Por último, no que se refere à valorização nominal média das remunerações fixas por trabalhador em 2024, surge desde logo a dúvida sobre o conceito de “remuneração fixa” a adotar para este efeito, já que o mesmo não está definido na disposição transitória prevista no artigo 143º da PLOE 2024.
Para assegurar-se a consistência entre os vários incentivos fiscais, julgamos que se poderá clarificar no debate na especialidade que deverá aplicar o conceito de remuneração fixa previsto no artigo 19.º-B do Estatuto dos Benefícios Fiscais, na versão alterada pela PLOE 2024, nos termos da qual se considera “remuneração fixa”, “a remuneração auferida pelo trabalhador que não esteja dependente do desempenho individual, da equipa ou da empresa, bem como as remunerações acessórias enunciadas na alínea b) do n.º 3 do artigo 2.º do Código do IRS, que se revelem de caráter fixo e nas condições aí enunciadas”.

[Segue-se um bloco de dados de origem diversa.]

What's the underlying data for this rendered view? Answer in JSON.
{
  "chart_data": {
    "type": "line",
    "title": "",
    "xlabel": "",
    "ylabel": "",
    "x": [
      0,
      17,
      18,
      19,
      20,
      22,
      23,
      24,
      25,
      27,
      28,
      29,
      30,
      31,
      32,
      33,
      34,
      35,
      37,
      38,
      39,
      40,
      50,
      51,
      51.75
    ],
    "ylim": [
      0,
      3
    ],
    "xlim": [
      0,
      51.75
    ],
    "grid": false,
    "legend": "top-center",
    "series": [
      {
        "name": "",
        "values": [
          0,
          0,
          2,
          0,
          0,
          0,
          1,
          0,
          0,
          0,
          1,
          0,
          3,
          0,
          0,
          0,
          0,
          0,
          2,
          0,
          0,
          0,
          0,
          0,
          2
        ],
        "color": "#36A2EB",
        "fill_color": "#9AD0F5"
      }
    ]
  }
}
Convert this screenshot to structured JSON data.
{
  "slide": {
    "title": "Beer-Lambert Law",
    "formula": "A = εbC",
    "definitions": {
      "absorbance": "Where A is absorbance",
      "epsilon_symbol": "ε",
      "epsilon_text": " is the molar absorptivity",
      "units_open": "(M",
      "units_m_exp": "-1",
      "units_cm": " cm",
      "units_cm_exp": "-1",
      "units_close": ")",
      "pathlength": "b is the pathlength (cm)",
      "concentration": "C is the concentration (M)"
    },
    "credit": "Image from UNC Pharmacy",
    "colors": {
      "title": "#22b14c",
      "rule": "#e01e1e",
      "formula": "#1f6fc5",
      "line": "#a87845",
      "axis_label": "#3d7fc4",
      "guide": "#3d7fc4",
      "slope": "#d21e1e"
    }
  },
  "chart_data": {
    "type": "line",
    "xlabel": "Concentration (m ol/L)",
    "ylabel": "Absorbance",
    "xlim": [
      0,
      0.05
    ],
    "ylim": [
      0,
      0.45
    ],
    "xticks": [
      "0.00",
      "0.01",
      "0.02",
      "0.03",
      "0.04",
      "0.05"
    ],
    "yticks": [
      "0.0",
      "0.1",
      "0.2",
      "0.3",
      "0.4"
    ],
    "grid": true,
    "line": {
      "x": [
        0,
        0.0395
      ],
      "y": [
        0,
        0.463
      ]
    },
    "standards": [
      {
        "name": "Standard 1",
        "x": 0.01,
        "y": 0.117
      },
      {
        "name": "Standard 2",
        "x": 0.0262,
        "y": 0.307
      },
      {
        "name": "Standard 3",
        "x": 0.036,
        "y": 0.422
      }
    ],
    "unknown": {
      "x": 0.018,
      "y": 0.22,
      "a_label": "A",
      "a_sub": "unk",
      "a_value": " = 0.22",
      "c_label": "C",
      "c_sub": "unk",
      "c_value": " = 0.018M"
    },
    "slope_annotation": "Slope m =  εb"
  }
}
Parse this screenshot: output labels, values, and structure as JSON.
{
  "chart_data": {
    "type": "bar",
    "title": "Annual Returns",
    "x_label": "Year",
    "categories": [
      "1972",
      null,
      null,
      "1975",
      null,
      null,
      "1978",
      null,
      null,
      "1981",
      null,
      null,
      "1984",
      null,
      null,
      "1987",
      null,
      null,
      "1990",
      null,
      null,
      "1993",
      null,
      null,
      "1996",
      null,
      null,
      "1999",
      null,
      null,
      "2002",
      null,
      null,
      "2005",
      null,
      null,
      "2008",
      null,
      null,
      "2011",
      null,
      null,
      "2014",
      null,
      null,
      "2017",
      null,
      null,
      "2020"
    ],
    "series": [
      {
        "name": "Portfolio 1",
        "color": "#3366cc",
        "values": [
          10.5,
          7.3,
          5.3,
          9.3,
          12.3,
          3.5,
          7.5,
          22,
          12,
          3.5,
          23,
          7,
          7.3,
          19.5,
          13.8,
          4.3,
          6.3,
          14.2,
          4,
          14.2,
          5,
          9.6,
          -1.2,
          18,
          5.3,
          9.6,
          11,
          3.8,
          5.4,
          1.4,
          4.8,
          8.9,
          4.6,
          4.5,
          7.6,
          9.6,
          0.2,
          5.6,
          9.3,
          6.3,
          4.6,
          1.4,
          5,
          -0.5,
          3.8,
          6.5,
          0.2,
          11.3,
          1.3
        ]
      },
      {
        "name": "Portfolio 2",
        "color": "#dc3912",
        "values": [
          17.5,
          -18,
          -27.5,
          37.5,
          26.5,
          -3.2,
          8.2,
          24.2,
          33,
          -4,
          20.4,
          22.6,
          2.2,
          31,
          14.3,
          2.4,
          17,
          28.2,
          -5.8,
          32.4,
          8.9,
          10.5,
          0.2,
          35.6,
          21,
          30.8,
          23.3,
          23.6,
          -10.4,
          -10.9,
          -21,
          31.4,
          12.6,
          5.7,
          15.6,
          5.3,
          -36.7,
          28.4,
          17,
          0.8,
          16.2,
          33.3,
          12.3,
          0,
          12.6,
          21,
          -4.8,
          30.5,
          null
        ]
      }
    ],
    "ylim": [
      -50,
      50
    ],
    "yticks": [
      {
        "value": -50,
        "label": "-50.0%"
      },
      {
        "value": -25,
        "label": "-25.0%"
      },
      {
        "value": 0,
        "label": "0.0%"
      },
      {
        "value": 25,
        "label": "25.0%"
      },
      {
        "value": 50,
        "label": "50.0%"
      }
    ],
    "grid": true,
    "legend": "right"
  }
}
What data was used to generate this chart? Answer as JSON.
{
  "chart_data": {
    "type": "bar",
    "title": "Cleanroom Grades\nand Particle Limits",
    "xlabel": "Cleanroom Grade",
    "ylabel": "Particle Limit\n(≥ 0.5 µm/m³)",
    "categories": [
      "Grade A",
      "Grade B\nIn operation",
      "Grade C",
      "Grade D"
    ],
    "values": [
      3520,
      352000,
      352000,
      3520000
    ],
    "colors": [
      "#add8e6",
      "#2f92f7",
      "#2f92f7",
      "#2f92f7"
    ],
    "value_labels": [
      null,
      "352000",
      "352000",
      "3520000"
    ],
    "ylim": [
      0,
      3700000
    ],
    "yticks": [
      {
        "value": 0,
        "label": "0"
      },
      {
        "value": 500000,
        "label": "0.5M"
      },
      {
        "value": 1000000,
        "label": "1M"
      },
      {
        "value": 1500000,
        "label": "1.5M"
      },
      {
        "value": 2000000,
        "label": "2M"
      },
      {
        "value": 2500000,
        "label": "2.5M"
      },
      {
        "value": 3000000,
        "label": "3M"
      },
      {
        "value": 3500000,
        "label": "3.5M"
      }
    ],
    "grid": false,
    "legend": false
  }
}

Será igualmente relevante esclarecer como funciona a aplicação desta medida quando estamos a perante empresas que realizam o aumento salarial dos seus colaboradores num mês posterior ao da atribuição da participação nos lucros, dado que, neste caso poderá ainda não ser possível aferir, no momento da atribuição da participação nos lucros, se se verificou ou não uma valorização nominal média das remunerações fixas por trabalhador em 2024 igual ou superior a 5 %.
Face ao exposto, sendo várias as dúvidas que se colocam sobre a aplicação desta medida na prática, seria útil que as mesmas fossem esclarecidas em debate de especialidade, já que a introdução desta medida (ainda que se pudesse revisitar o facto de a mesma apenas ser aplicável a 2024) é favorável aos trabalhadores que aufiram participação nos lucros atribuídos por empresas elegíveis, pois a isenção em IRS vem agora somar-se à não sujeição atualmente em vigor em sede de Segurança Social e à dedutibilidade dos gastos em matéria de IRC.
[1] Para um estudo sobre os conceitos de lucro, no que respeita à sua distribuição, vd. Tarso Domingues, Paulo, em Código das Sociedades Comerciais Anotado,
[2] Sobre a participações nos lucros em sentido próprio e impróprio, vd Luís António Ramos Correia Araújo, A Participação dos Trabalhadores nos Lucros das Sociedades Comerciais, Porto: Universidade Católica Portuguesa, 2011.